DevilsAvocado said:
Thank you very much for this Demystifier. In an earlier thread, I did find it necessary to defend Griffiths as not being a crackpot. After all, he is a Professor of Physics at Carnegie Mellon University.
But now, I'm not so sure about this...
If Griffiths has made a mistake, where could it be? On the one hand, CH is not a realistic theory, so it seems that it could escape the Bell theorem.
In
http://quantum.phys.cmu.edu/CQT/chaps/cqt24.pdf (p289) he writes that "Thus the point at which the derivation of (24.10) begins to deviate from quantum principles is in the assumption that a function ##\alpha(w_{a}, \lambda )## exists for different directions ##w_{a}##."
Well, so far I think what he says is ok, since Bell's point is indeed that these exist only if local realism holds, and quantum mechanics is not a local realistic theory.
Then he says "The claim is sometimes made that quantum theory must be nonlocal simply because its predictions violate (24.10). But this is not correct. First, what follows logically from the violation of this inequality is that hidden variable theories, if they are to agree with quantum theory, must be nonlocal or embody some other peculiarity. But hidden variable theories by definition employ a different mathematical structure from (or in addition to) the quantum Hilbert space, so this tells us nothing about standard quantum mechanics."
This seems fishy, because
http://arxiv.org/abs/0901.4255 argues that the Bell theorem is compatible with quantum mechanics, since the wave function itself can serve as the hidden variable. It is simply that if one accepts "realism", then the wave function is nonlocal. So I don't think the Bell inequality is incompatible with quantum mechanics. Perhaps it is here that Griffiths has made a mistake.

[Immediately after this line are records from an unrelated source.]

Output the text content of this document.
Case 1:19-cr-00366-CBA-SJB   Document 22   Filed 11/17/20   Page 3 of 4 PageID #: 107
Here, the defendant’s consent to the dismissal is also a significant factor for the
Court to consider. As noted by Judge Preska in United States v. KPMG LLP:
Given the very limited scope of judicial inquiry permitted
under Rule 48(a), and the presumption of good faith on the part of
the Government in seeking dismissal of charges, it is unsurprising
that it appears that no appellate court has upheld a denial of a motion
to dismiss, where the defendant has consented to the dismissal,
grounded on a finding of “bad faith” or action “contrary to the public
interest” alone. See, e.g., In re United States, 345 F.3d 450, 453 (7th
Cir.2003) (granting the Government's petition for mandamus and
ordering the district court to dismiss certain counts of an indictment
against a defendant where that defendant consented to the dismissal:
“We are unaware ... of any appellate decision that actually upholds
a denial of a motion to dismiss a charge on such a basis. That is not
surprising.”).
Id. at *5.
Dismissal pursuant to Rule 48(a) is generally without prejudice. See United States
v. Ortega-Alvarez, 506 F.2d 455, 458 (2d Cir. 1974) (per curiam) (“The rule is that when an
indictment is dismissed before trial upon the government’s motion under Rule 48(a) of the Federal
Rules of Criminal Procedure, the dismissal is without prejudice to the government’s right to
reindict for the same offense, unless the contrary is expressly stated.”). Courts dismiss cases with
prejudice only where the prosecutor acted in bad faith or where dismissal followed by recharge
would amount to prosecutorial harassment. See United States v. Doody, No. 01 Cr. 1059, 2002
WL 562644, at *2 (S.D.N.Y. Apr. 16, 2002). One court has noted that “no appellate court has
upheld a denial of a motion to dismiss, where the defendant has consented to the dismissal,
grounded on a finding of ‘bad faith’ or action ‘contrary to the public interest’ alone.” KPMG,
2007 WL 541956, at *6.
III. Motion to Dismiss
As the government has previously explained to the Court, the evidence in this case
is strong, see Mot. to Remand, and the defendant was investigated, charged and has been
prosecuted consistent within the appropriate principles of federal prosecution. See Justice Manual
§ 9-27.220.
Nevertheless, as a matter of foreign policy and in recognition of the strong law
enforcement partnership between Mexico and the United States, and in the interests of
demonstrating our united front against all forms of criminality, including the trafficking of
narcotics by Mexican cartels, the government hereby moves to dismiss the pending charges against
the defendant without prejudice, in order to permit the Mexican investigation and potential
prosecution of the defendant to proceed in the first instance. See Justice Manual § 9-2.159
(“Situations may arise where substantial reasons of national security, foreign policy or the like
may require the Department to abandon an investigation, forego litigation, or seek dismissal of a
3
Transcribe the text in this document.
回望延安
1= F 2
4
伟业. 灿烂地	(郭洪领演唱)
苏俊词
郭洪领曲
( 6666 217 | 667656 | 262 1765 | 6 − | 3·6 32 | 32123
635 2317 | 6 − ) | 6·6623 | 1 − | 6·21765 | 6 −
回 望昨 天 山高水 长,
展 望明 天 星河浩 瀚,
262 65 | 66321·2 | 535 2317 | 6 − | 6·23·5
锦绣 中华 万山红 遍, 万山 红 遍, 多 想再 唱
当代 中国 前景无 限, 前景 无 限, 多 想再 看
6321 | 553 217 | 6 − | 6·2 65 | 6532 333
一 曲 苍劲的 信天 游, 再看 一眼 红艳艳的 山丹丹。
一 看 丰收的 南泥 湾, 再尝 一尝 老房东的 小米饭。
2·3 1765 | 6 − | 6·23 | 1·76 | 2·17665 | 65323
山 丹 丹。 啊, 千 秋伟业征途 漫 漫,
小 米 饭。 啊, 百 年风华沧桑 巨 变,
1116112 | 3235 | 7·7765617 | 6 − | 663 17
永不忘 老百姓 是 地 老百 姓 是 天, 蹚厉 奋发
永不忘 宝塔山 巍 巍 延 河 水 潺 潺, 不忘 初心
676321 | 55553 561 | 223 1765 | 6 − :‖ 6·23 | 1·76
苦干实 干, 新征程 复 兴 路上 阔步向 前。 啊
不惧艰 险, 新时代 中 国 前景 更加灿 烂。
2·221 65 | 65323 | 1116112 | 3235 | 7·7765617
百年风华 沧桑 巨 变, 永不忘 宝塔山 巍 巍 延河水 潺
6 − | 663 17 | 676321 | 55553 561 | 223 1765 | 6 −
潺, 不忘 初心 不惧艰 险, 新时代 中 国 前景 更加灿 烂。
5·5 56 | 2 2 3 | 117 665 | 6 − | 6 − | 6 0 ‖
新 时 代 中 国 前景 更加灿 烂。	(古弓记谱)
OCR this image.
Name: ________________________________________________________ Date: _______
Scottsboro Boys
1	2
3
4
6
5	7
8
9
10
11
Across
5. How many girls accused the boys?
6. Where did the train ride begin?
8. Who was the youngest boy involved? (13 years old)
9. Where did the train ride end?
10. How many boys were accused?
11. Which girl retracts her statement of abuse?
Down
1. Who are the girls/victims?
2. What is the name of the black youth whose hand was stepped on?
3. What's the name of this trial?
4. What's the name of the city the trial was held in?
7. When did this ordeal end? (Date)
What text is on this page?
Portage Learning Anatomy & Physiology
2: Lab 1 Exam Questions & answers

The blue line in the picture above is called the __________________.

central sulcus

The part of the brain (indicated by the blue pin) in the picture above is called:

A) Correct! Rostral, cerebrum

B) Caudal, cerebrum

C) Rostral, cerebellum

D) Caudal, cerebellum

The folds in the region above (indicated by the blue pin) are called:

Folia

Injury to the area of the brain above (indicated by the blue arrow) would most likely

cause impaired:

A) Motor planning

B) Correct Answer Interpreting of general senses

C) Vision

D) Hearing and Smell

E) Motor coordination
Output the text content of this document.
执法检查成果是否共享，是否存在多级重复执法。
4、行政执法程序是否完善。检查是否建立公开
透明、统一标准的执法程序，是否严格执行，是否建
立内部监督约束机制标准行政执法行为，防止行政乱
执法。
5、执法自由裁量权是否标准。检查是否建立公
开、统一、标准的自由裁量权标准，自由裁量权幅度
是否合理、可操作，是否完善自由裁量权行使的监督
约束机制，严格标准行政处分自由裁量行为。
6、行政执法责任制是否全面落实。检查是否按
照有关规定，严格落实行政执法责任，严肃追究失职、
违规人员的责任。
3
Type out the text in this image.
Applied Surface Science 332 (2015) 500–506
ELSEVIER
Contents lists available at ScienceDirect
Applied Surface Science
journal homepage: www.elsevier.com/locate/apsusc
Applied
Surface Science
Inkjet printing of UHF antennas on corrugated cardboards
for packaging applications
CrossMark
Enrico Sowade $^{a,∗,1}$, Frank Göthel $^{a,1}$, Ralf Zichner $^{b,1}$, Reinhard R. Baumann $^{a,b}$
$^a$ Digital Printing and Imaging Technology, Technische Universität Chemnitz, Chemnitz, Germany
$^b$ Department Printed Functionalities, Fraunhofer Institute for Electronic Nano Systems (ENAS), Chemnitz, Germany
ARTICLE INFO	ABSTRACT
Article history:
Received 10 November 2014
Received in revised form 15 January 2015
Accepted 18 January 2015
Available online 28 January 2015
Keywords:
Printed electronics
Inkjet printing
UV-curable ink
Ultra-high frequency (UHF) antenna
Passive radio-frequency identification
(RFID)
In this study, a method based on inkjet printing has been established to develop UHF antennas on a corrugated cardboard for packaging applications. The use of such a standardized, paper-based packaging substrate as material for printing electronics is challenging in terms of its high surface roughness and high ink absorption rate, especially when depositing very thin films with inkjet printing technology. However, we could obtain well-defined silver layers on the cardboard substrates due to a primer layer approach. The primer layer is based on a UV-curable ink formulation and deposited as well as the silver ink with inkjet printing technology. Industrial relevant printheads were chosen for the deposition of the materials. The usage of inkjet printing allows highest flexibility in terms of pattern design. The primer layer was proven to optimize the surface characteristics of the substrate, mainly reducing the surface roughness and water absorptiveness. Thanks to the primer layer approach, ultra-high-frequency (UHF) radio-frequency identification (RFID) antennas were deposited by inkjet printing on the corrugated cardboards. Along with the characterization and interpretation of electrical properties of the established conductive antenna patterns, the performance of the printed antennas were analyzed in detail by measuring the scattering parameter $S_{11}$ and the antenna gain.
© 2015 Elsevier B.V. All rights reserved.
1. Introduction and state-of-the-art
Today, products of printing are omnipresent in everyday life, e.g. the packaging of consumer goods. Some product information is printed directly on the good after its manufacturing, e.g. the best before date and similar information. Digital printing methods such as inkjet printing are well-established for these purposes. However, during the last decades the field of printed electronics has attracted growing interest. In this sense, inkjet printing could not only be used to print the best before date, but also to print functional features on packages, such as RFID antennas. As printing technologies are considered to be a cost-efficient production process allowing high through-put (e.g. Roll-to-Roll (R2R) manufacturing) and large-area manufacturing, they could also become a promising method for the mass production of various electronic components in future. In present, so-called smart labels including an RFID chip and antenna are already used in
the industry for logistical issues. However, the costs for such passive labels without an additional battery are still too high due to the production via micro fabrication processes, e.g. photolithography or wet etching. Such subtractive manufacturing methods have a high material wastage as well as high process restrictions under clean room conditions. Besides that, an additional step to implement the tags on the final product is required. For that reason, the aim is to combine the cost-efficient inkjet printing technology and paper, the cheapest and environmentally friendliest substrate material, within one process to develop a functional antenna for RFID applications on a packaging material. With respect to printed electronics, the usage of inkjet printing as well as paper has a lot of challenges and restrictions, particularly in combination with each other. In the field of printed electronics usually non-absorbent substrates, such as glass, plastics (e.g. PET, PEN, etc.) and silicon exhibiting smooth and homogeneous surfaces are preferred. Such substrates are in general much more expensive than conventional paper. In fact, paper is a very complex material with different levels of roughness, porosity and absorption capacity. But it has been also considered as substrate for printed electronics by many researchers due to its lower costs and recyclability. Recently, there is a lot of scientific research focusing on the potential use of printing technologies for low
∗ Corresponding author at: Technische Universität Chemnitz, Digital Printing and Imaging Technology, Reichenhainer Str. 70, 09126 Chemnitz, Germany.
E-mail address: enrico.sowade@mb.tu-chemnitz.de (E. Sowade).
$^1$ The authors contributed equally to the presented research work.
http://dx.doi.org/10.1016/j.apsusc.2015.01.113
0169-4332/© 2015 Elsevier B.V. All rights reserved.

Nonetheless, in the broader sense, it seems that Griffiths could be right, and CH could be local since it does seem to reject realism (ie. Griffiths's definition of "realism" is not common sense realism). Hohenberg's introduction to CH
http://arxiv.org/abs/0909.2359, for example, says CH is not realistic theory - which given how some versions of Copenhagen don't favour realism - CH could I think be argued to be Copenhagen done right.
But exactly how is locality retained in CH? Hohenberg says it's because there is no single framework in CH in which Eq 11
http://arxiv.org/abs/0909.2359 is satisfied. Can that be the explanation? It seems it is not satisfied in the orthodox shut-up-and-calculate Copenhagenish view, but that doesn't make shut-up-and-calculate local. So is the explanation instead that P(A,B,a,b), where a and b range over non-commuting observables does not exist in any single framework?
What I'm asking is: in CH is the Bell inequality violated in any single framework?